La tasa de seguridad —introducida el pasado 1 de febrero con un recargo del 30%— es presentada por el Ejecutivo ecuatoriano como un mecanismo de control aduanero y de financiamiento de políticas vinculadas a la protección del territorio. Con el nuevo porcentaje, los productos colombianos gravados enfrentarán una carga adicional mayor, lo que podría trasladarse a la estructura de costos de importadores y distribuidores, y eventualmente impactar en los precios al consumidor en el mercado ecuatoriano.
El endurecimiento del recargo se produce en un contexto de creciente fricción bilateral. Colombia cuestionó la legalidad de la medida inicial y presentó una impugnación ante la Comunidad Andina (CAN), solicitando que se declare improcedente el cobro del 30% al considerarlo un gravamen que, en la práctica, operaría como un arancel encubierto.
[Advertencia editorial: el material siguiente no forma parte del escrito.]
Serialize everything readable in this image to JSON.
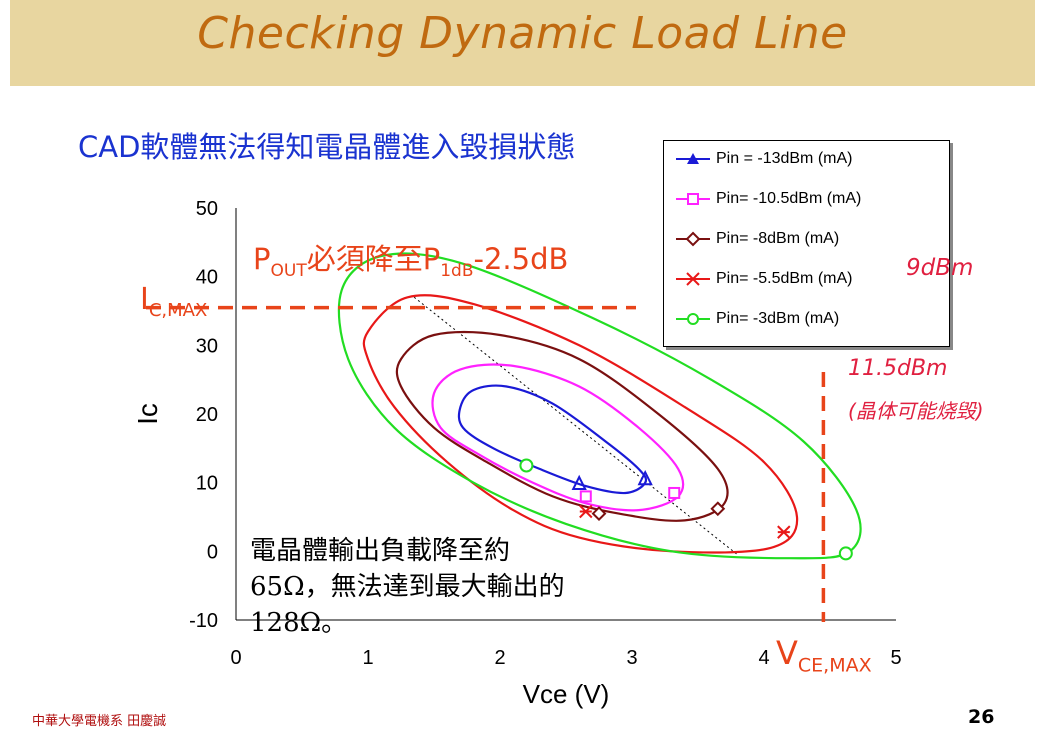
{
  "slide": {
    "title": "Checking Dynamic Load Line",
    "subtitle": "CAD軟體無法得知電晶體進入毀損狀態",
    "footer_left": "中華大學電機系 田慶誠",
    "page_number": "26"
  },
  "annotations": {
    "pout_main": "P",
    "pout_sub1": "OUT",
    "pout_mid": "必須降至P",
    "pout_sub2": "1dB",
    "pout_end": "-2.5dB",
    "icmax_main": "I",
    "icmax_sub": "C,MAX",
    "vcemax_main": "V",
    "vcemax_sub": "CE,MAX",
    "note_line1": "電晶體輸出負載降至約",
    "note_line2": "65Ω，無法達到最大輸出的",
    "note_line3": "128Ω。",
    "hand_9dbm": "9dBm",
    "hand_11_5dbm": "11.5dBm",
    "hand_burn": "(晶体可能烧毁)"
  },
  "colors": {
    "blue": "#1a1ad6",
    "magenta": "#ff22ff",
    "darkred": "#7a1010",
    "red": "#e81818",
    "green": "#22dd22",
    "orange": "#e8441a"
  },
  "chart_data": {
    "type": "line",
    "title": "",
    "xlabel": "Vce (V)",
    "ylabel": "Ic",
    "xlim": [
      0,
      5
    ],
    "ylim": [
      -10,
      50
    ],
    "x_ticks": [
      "0",
      "1",
      "2",
      "3",
      "4",
      "5"
    ],
    "y_ticks": [
      "-10",
      "0",
      "10",
      "20",
      "30",
      "40",
      "50"
    ],
    "legend_position": "top-right",
    "ic_max": 35.5,
    "vce_max": 4.45,
    "series": [
      {
        "name": "Pin = -13dBm (mA)",
        "marker": "triangle",
        "loop": [
          [
            1.7,
            21
          ],
          [
            1.8,
            23.5
          ],
          [
            2.05,
            24
          ],
          [
            2.4,
            21.5
          ],
          [
            2.8,
            16
          ],
          [
            3.05,
            12
          ],
          [
            3.1,
            10
          ],
          [
            2.95,
            8.5
          ],
          [
            2.65,
            9.5
          ],
          [
            2.3,
            12
          ],
          [
            1.95,
            15
          ],
          [
            1.72,
            18
          ],
          [
            1.7,
            21
          ]
        ],
        "markers": [
          [
            2.6,
            9.8
          ],
          [
            3.1,
            10.5
          ]
        ]
      },
      {
        "name": "Pin= -10.5dBm (mA)",
        "marker": "square",
        "loop": [
          [
            1.5,
            23
          ],
          [
            1.7,
            26.5
          ],
          [
            2.1,
            27
          ],
          [
            2.6,
            24
          ],
          [
            3.05,
            18
          ],
          [
            3.35,
            12
          ],
          [
            3.35,
            8
          ],
          [
            3.05,
            6
          ],
          [
            2.65,
            7
          ],
          [
            2.25,
            10
          ],
          [
            1.85,
            14
          ],
          [
            1.55,
            18
          ],
          [
            1.5,
            23
          ]
        ],
        "markers": [
          [
            2.65,
            8
          ],
          [
            3.32,
            8.5
          ]
        ]
      },
      {
        "name": "Pin= -8dBm (mA)",
        "marker": "diamond",
        "loop": [
          [
            1.25,
            28
          ],
          [
            1.5,
            31.5
          ],
          [
            2.0,
            31.5
          ],
          [
            2.6,
            28
          ],
          [
            3.2,
            20
          ],
          [
            3.65,
            12
          ],
          [
            3.7,
            7
          ],
          [
            3.4,
            4.5
          ],
          [
            2.9,
            5.5
          ],
          [
            2.4,
            8
          ],
          [
            1.9,
            13
          ],
          [
            1.5,
            18
          ],
          [
            1.25,
            24
          ],
          [
            1.25,
            28
          ]
        ],
        "markers": [
          [
            2.75,
            5.5
          ],
          [
            3.65,
            6.2
          ]
        ]
      },
      {
        "name": "Pin= -5.5dBm (mA)",
        "marker": "star",
        "loop": [
          [
            1.0,
            32
          ],
          [
            1.3,
            37
          ],
          [
            1.8,
            36
          ],
          [
            2.6,
            30
          ],
          [
            3.4,
            21
          ],
          [
            4.0,
            13
          ],
          [
            4.25,
            5
          ],
          [
            4.05,
            0.5
          ],
          [
            3.3,
            0
          ],
          [
            2.6,
            2
          ],
          [
            2.1,
            6
          ],
          [
            1.6,
            13
          ],
          [
            1.2,
            21
          ],
          [
            1.0,
            28
          ],
          [
            1.0,
            32
          ]
        ],
        "markers": [
          [
            2.65,
            5.8
          ],
          [
            4.15,
            2.8
          ]
        ]
      },
      {
        "name": "Pin= -3dBm (mA)",
        "marker": "circle",
        "loop": [
          [
            0.8,
            38
          ],
          [
            1.1,
            43
          ],
          [
            1.7,
            42
          ],
          [
            2.7,
            34
          ],
          [
            3.6,
            25
          ],
          [
            4.3,
            16
          ],
          [
            4.7,
            6
          ],
          [
            4.65,
            0
          ],
          [
            4.2,
            -1
          ],
          [
            3.3,
            0
          ],
          [
            2.5,
            4
          ],
          [
            1.8,
            10
          ],
          [
            1.2,
            18
          ],
          [
            0.85,
            28
          ],
          [
            0.8,
            38
          ]
        ],
        "markers": [
          [
            2.2,
            12.5
          ],
          [
            4.62,
            -0.3
          ]
        ]
      }
    ],
    "load_line": [
      [
        1.35,
        37
      ],
      [
        3.8,
        -0.5
      ]
    ]
  }
}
En paralelo, el Gobierno ecuatoriano interpuso tres reclamos formales ante el mismo organismo subregional, alegando incumplimientos por parte de Colombia a compromisos asumidos dentro del marco jurídico andino. La controversia se suma a otras disposiciones adoptadas en el marco de la disputa comercial, entre ellas restricciones al ingreso por vía terrestre de ciertos productos ecuatorianos al mercado colombiano.
El aumento al 50% modifica de manera sustancial las condiciones del intercambio entre dos economías con un flujo constante de bienes, en momentos en que la agenda bilateral combina seguridad, comercio e integración regional bajo creciente tensión.